Buffalo Pot Roast

 

Buffalo Pot Roast
Ingredients
  • 2-3 lbs. buffalo chuck roast
  • salt and pepper
  • 1 tablespoon cooking oil
  • 1 large onion, peeled and coarsely chopped
  • 1 medium carrot, coarsely chopped
  • 1 celery rib, coarsely chopped
  • 2 garlic cloves, peeled and thinly sliced
  • 1 bay leaf
  • 1/4 teaspoon whole black peppercorns
  • 3 fresh thyme sprigs
  • 1 tablespoon flour
  • 12 fluid ounces red wine
  • 32 fluid ounces stock
  • 3/4 pounds turnips, peeled and cut into 1 1/2-inch wedges
  • 3/4 lbs. small new potatoes
  • 3/4 lbs. carrots, peeled and cut into 3-inch pieces
  • 3/4 lbs. pearl onions (frozen is easiest)
Instructions
  1. Preheat the oven to 275 degrees F and let heat while chopping the vegetables.
  2. Season meat on all sides with salt and pepper. Heat a Dutch oven over high heat for 2 minutes. Then add enough oil to barely coat bottom of pot and heat until shimmering. Sear the meat until golden brown, turning to cook all sides evenly, about 8 minutes.
  3. Remove meat and reduce heat to medium. Add the more oil and the coarsly chopped onion and carrot, celery, garlic, bay leaf, peppercorns and thyme, and cook, stirring fairly often, until the onion is translucent, 2 to 3 minutes.

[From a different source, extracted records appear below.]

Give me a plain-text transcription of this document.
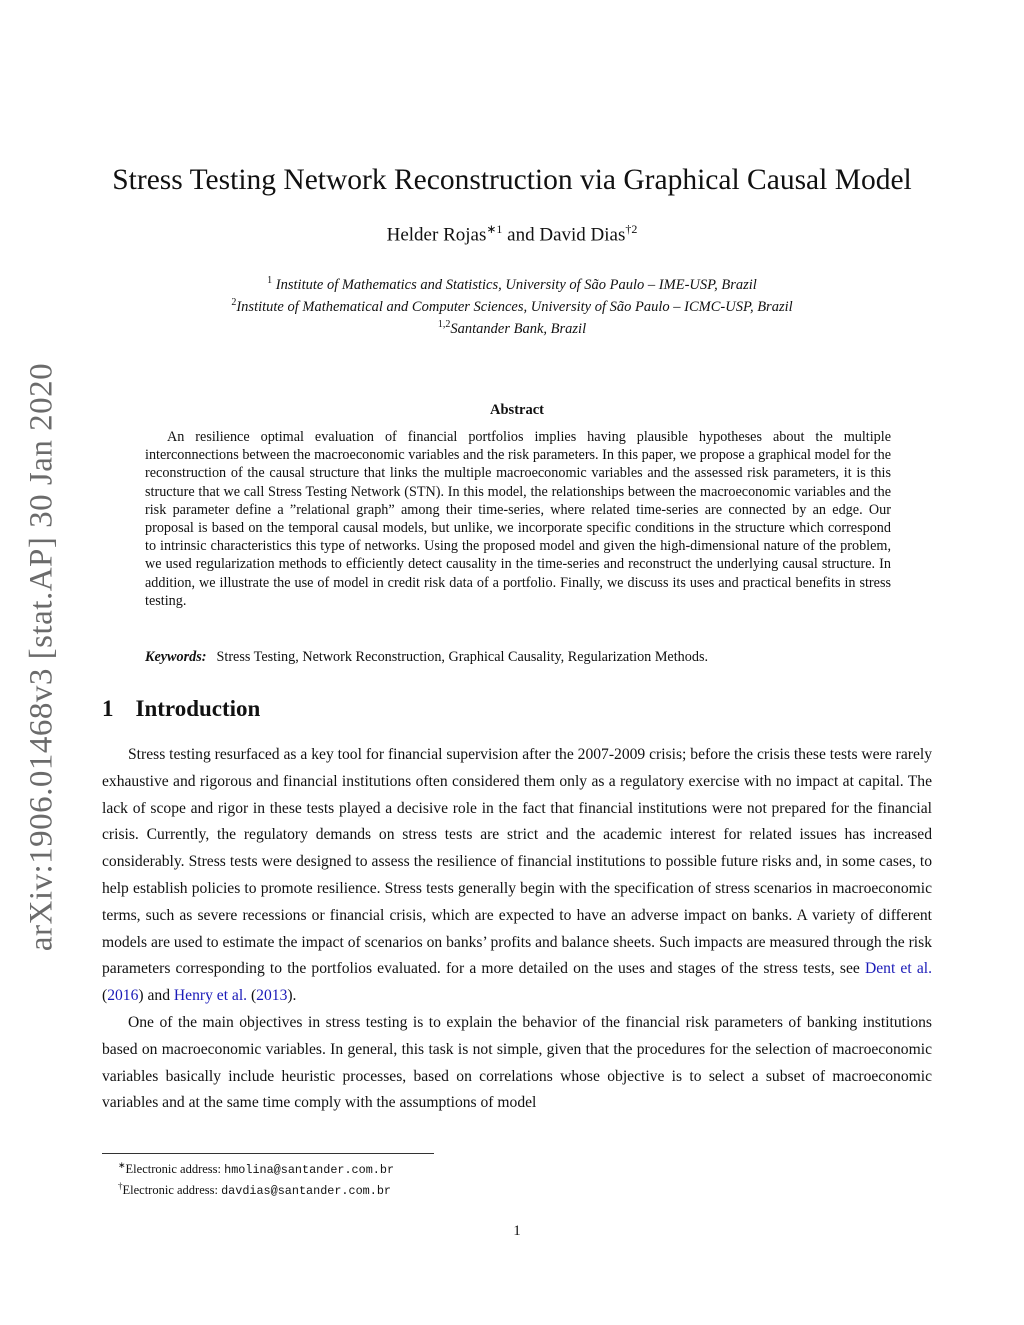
arXiv:1906.01468v3 [stat.AP] 30 Jan 2020
Stress Testing Network Reconstruction via Graphical Causal Model
Helder Rojas$^{∗1}$ and David Dias$^{\dagger 2}$
$^1$ Institute of Mathematics and Statistics, University of São Paulo – IME-USP, Brazil
$^2$Institute of Mathematical and Computer Sciences, University of São Paulo – ICMC-USP, Brazil
$^{1,2}$Santander Bank, Brazil
Abstract

An resilience optimal evaluation of financial portfolios implies having plausible hypotheses about the multiple interconnections between the macroeconomic variables and the risk parameters. In this paper, we propose a graphical model for the reconstruction of the causal structure that links the multiple macroeconomic variables and the assessed risk parameters, it is this structure that we call Stress Testing Network (STN). In this model, the relationships between the macroeconomic variables and the risk parameter define a ”relational graph” among their time-series, where related time-series are connected by an edge. Our proposal is based on the temporal causal models, but unlike, we incorporate specific conditions in the structure which correspond to intrinsic characteristics this type of networks. Using the proposed model and given the high-dimensional nature of the problem, we used regularization methods to efficiently detect causality in the time-series and reconstruct the underlying causal structure. In addition, we illustrate the use of model in credit risk data of a portfolio. Finally, we discuss its uses and practical benefits in stress testing.

Keywords: Stress Testing, Network Reconstruction, Graphical Causality, Regularization Methods.
1 Introduction

Stress testing resurfaced as a key tool for financial supervision after the 2007-2009 crisis; before the crisis these tests were rarely exhaustive and rigorous and financial institutions often considered them only as a regulatory exercise with no impact at capital. The lack of scope and rigor in these tests played a decisive role in the fact that financial institutions were not prepared for the financial crisis. Currently, the regulatory demands on stress tests are strict and the academic interest for related issues has increased considerably. Stress tests were designed to assess the resilience of financial institutions to possible future risks and, in some cases, to help establish policies to promote resilience. Stress tests generally begin with the specification of stress scenarios in macroeconomic terms, such as severe recessions or financial crisis, which are expected to have an adverse impact on banks. A variety of different models are used to estimate the impact of scenarios on banks’ profits and balance sheets. Such impacts are measured through the risk parameters corresponding to the portfolios evaluated. for a more detailed on the uses and stages of the stress tests, see Dent et al. (2016) and Henry et al. (2013).

One of the main objectives in stress testing is to explain the behavior of the financial risk parameters of banking institutions based on macroeconomic variables. In general, this task is not simple, given that the procedures for the selection of macroeconomic variables basically include heuristic processes, based on correlations whose objective is to select a subset of macroeconomic variables and at the same time comply with the assumptions of model

∗Electronic address: hmolina@santander.com.br
†Electronic address: davdias@santander.com.br
1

  4. Sprinkle the flour into the pot, and stir to coat everything evenly; cook about 30 seconds. Add wine and stock, and bring to a boil. Deglaze pot, scraping up browned bits from the bottom. Put the roast in the pot; the liquid should come up about 1 inch up the sides of the meat, and more liquid or water as needed. Once it reaches a boil, cover the pot tightly with the lid and place into the oven for 3 hours.
  5. If convenient, turn the meat over half way through cooking, but this is not totally necessary. After 2.5 hours, remove the meat from the pot. Strain braising liquid through a fine sieve, pressing on the solids to extract as much liquid as possible (discard solids).
  6. Return the roast and the strained liquid to the pot. Nestle the garnish vegetables around the roast, submerging them a bit in the liquid (the liquid should almost reach top of vegetables). Place the pot back into the oven for the final 30 minutes of cooking.
  7. The meat should be very tender by now and give no resistance when pierced with a knife. Transfer the meat and vegetables to a serving platter, leaving the sauce behind. If the sauce is too thin, heat until reduced or thicken it with a bit more flour, whisking until smooth. Let roast stand for about 20 minutes, then slice to desired thickness. Spoon some sauce over pot roast and vegetables to moisten and serve with remaining sauce on the side.